Pierre y Marie, en 1895.
Pero a Marie sí le gustaba, aún más ¡lo entendía! Lo cual ya era a todas luces portentoso. Siempre me han maravillado esas armonías, esas extraordinarias #Coincidencias del destino que de cuando en cuando la vida nos otorga cuando se pone magnánima, y que hacen que, en la enormidad del mundo, se junten con provecho dos seres de difícil adaptabilidad, como en este caso: dos mentes superdotadas, dos personas #Raras, solitarias, de ardiente entrega utópica, apasionadas por la ciencia, de edades semejantes, del sexo opuesto siendo heterosexuales, los dos sentimentalmente libres en el momento de encontrarse, ambos en la edad justa (porque podían haberse conocido de viejos o de niños) y encima, ¡atrayéndose sexualmente el uno a la otra! ¿No te parece un milagro? Pues, además de los horrores que tanto nos llaman la atención, la vida también está llena de estos prodigios.

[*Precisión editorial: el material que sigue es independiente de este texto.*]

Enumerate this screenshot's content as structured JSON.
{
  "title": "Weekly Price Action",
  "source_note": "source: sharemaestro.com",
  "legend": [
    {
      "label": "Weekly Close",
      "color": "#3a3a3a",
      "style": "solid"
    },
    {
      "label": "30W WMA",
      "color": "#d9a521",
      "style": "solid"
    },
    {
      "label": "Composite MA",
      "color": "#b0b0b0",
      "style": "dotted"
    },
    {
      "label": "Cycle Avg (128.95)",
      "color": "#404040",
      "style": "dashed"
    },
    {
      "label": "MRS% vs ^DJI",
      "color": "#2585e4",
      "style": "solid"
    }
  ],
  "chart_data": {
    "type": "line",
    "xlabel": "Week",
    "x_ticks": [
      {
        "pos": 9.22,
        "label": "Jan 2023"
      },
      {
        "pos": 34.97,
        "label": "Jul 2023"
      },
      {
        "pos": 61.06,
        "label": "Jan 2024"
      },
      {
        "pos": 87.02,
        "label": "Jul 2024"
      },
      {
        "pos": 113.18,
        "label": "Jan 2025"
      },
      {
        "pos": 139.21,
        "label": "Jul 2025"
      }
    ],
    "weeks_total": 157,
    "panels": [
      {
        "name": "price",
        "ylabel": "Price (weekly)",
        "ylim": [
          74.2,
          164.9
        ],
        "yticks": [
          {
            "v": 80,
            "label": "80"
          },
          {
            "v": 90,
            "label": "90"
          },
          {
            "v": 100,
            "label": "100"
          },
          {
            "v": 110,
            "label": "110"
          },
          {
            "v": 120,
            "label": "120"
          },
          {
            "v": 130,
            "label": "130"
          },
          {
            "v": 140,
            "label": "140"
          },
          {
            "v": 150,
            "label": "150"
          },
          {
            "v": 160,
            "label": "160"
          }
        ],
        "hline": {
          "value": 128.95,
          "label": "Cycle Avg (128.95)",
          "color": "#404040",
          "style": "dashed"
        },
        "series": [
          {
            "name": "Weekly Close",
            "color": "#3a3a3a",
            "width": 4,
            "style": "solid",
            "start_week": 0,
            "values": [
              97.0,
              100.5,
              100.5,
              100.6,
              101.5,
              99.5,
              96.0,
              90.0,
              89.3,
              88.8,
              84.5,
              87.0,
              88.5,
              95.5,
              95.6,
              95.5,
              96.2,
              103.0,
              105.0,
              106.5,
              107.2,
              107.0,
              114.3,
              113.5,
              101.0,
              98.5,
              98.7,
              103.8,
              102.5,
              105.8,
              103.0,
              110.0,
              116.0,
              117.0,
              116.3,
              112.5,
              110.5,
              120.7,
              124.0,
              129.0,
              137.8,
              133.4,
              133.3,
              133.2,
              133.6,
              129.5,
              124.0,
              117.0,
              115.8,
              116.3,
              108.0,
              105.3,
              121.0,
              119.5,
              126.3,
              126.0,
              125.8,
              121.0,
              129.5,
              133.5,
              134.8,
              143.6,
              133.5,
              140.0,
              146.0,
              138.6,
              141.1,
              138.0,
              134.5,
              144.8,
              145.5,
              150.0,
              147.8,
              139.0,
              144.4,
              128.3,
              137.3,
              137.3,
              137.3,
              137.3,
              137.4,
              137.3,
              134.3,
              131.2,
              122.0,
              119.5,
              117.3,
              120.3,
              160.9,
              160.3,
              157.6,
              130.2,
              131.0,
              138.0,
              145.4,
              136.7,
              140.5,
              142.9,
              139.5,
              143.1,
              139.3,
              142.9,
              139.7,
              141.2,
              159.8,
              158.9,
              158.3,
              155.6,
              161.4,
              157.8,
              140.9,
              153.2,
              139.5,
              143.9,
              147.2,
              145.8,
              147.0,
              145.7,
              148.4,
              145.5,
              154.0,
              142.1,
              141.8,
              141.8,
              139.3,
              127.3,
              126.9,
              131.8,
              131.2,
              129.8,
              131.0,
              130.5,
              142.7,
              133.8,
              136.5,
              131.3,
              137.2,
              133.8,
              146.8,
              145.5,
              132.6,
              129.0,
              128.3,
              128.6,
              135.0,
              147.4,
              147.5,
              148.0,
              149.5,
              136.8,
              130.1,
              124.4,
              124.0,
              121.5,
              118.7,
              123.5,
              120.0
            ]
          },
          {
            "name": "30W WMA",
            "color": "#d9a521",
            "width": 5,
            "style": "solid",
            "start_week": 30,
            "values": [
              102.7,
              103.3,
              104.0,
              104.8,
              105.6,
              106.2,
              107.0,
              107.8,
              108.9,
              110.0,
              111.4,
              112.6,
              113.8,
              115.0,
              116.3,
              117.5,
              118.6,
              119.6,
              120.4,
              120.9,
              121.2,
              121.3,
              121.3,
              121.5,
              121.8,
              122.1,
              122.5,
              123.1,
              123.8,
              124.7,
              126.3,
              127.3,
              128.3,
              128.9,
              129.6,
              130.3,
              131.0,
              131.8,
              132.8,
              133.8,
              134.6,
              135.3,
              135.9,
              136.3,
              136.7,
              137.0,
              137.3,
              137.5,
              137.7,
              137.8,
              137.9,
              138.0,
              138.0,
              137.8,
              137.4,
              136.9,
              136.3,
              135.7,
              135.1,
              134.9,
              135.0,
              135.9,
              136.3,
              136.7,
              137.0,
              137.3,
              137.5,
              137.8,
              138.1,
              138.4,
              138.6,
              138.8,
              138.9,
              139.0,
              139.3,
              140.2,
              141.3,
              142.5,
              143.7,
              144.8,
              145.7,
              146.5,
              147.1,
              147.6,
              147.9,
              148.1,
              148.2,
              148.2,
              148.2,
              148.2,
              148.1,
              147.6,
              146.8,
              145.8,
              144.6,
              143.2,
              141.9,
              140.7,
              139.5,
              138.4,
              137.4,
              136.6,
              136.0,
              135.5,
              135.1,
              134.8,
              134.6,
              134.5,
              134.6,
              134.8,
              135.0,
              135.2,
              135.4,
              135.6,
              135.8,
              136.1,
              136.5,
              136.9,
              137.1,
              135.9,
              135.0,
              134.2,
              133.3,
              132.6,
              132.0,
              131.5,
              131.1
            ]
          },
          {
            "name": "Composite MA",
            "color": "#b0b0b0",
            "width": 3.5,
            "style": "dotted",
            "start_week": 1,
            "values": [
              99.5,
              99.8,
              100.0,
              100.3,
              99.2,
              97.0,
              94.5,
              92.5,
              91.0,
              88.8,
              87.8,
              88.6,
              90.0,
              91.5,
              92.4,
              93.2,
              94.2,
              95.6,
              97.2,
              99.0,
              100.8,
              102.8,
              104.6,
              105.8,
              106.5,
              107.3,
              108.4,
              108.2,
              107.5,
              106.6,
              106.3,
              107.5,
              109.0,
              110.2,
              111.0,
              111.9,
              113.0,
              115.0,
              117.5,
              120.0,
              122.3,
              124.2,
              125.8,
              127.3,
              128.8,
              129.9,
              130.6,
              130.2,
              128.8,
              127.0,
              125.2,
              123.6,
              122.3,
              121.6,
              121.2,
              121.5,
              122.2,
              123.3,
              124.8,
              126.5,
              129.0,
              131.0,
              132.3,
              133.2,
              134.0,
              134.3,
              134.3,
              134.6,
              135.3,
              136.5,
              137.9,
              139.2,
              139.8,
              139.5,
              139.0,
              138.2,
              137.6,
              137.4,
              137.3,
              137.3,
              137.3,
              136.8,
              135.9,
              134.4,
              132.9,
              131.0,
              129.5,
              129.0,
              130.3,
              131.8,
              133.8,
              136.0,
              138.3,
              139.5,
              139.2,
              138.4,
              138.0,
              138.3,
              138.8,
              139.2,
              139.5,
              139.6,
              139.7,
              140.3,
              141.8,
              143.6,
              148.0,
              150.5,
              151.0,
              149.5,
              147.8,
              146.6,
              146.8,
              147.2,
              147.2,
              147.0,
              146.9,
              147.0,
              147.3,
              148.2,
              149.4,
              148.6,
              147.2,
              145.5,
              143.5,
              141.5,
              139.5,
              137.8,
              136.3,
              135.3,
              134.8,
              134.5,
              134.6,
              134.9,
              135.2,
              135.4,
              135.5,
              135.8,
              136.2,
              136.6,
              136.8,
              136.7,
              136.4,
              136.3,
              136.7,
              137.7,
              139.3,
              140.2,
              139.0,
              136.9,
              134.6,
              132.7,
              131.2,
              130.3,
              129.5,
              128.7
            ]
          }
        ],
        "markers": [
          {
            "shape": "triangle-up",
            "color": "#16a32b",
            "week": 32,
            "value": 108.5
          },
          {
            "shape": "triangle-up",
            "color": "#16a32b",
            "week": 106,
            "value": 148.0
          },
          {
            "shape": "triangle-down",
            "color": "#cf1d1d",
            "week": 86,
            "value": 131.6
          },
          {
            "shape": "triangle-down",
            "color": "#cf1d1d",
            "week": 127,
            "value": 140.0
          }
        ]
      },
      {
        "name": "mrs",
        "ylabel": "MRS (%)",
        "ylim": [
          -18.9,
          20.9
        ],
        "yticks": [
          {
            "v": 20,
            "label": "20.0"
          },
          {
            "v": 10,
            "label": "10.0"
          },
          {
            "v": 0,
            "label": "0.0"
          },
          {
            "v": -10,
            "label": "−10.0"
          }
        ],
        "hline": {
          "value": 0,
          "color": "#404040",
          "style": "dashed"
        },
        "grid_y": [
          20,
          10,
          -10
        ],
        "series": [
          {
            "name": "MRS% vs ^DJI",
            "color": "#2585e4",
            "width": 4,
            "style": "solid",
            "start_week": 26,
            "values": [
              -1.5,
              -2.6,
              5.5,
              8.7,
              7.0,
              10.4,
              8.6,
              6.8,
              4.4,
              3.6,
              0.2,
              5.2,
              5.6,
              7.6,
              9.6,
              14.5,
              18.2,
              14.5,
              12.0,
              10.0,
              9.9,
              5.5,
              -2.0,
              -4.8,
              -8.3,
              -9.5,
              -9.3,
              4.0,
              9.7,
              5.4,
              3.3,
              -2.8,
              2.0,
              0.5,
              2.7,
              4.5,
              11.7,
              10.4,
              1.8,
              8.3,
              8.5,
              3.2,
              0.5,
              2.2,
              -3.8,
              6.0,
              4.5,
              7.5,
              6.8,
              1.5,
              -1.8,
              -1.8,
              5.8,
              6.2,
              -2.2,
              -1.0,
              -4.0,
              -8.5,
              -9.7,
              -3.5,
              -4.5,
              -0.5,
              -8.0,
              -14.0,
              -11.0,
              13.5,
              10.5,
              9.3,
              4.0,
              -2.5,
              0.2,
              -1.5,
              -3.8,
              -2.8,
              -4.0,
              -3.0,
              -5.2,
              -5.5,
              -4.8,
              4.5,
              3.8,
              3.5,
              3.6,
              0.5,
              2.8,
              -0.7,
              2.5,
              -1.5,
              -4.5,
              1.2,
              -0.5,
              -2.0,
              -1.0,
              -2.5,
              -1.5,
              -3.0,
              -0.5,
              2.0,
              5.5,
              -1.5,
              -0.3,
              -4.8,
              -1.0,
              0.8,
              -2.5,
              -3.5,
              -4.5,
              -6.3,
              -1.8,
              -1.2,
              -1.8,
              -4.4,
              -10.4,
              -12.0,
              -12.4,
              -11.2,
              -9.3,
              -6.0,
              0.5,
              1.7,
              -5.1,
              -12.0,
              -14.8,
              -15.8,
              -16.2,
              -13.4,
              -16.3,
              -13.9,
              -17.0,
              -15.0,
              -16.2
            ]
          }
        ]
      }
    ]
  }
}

Y aquí comienza la etapa más tópicamente heroica de la heroica vida de Marie Curie: el descubrimiento del polonio y del radio. Una vez sacadas las dos licenciaturas, Marie decidió doctorarse. Una apuesta ambiciosa como todas las suyas; en el mundo sólo había habido una mujer que se hubiera doctorado en Física: Elsa Neumann, en 1899, en la Universidad de Berlín. Marie aspiraba a mucho, aspiraba a todo, y se puso a pensar muy cuidadosamente sobre qué hacer su doctorado. En 1895, el físico alemán Wilhelm Röntgen estaba haciendo experimentos con un tubo de rayos catódicos y en una de esas descubrió los rayos X por casualidad (y porque tenía una mente alerta, como añade lúcidamente Sarah Dry); los denominó X, precisamente, porque no sabía explicar su naturaleza. El hallazgo causó sensación y la famosa primera radiografía de la mano de su mujer dio la vuelta al mundo.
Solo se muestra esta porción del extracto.